An overview of the fortress

At the side, there was a fortress and the desert floor was full off broken pottery and pieces of quarried granite. You still could see many pieces with the original holes for the wooden wedges. Romans and Egyptian used a technique where they would hammer wooden wedges in a row of small holes they cut in the rock. By poring water on the wedges the wood would expand and break the rock. We had seen similar holes at the quarry of the broken Obelisk in Aswan.
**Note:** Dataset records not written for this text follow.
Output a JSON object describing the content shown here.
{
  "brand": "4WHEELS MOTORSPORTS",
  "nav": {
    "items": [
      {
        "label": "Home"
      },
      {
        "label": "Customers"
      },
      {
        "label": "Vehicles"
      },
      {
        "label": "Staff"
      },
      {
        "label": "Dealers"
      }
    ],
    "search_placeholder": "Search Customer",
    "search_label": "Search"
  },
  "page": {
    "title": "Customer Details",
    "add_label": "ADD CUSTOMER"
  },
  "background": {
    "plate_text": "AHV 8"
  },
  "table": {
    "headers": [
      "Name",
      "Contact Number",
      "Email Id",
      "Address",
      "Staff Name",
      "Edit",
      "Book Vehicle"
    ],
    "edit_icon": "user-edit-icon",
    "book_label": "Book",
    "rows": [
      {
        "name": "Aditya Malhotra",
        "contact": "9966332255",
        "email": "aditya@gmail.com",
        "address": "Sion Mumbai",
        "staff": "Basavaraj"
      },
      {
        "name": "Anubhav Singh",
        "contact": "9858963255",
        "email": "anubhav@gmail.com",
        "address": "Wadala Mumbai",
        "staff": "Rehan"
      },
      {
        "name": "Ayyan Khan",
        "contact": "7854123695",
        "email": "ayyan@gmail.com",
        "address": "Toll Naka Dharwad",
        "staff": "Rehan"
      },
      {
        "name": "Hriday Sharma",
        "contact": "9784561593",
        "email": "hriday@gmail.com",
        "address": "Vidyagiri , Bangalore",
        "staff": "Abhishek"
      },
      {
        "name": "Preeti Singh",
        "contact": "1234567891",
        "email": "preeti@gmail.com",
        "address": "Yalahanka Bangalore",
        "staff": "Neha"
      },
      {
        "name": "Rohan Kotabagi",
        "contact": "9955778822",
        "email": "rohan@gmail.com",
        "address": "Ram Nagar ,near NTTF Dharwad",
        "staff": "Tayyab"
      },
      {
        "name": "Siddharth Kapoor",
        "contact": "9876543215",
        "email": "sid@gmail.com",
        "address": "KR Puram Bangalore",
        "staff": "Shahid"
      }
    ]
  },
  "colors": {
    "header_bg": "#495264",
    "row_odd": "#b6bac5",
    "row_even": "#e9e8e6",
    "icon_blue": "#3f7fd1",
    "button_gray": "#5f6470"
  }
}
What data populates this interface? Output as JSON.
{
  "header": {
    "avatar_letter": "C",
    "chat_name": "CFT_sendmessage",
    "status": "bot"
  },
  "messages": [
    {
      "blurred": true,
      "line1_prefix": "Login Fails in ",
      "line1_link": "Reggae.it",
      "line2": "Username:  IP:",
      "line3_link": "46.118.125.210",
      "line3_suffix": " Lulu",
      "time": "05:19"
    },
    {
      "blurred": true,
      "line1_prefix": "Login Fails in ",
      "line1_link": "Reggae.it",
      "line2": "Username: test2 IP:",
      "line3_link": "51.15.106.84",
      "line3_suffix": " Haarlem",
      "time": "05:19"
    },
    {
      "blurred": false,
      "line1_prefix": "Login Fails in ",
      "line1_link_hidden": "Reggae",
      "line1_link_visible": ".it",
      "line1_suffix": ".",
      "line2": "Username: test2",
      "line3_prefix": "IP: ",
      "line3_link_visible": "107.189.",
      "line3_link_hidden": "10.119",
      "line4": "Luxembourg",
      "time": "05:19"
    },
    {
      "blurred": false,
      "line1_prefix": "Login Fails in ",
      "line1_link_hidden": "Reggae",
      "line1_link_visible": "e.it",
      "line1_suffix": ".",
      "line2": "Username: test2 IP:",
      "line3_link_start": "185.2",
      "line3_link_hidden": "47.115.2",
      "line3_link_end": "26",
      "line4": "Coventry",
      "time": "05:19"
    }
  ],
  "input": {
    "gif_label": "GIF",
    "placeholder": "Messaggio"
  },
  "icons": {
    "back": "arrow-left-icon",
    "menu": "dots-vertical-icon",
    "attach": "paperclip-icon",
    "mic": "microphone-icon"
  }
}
A pillar base with the markings of the wooden wedge technique

The landscape here is beautiful, but very remote and desolate. Roman prisoners were used to hack the granite out of the mountains and it was a hardship post for the Roman soldiers who guarded them. The enormous granite blocks and pillars quarried here were transported over 180 km of desert and mountains to Qena, where they were put on boats and shipped to Rome and other places. The walls of the fortress and houses of the complex were made up of irregular pieces of granite that where probably not good enough to be shipped to Rome.

Corine at the door of one of the Roman houses made of quarried leftovers

A short car drive further we saw an enormous broken pillar, probably left where it was broken 2000 years ago.

Jurriaan tries to lift the 2000 year old broken pillar

Our guide showed us some old water wells where Bedouins were filling up their water tanks, after which he led us back to the main Safaga-Qena road. We dropped him at the cafe and continued our journey to the Nile. We had a tea and lunch break with our police officer at a small roadside cafe just before the checkpoint about half way between Safaga and Qena. When we continued our journey our police officer asked us to drop him off at the checkpoint and we could continue our drive to Luxor alone. We were very happy, but we still do not understand why the convoy is compulsory for foreigners if this police agent let us off so easily. Anyway, we had our freedom back for the rest of the day!

On the way we saw many mini buses with ornamental leaves on their roof rack, sometimes combined with white flags and big loudspeakers. We learned later that these buses were returning pilgrims from the Haj. The pilgrims take the boat back from Jeddah to Safaga, and then continue their journey with buses across the eastern desert. We had never seen this in Cairo around the time of the Haj. Apparently, it is tradition in Upper Egypt to recite Quran verses through the loudspeakers and to carry the leaves and white flags.

Pilgrims returning from the Hajj

1 comment:

Geer en Kees said...

Lieve Corine en Jurriaan,
Weer een prachtig verhaal met mooie foto,s en best spannend om zo'n nieuwe route uit te proberen. Want zo lesend leek mij als je vast loopt is er geen weg terug daar is het te stijl voor.
Prachtig de desert fotos en ook weer de reliquen die jullie tegen zijn gekomen.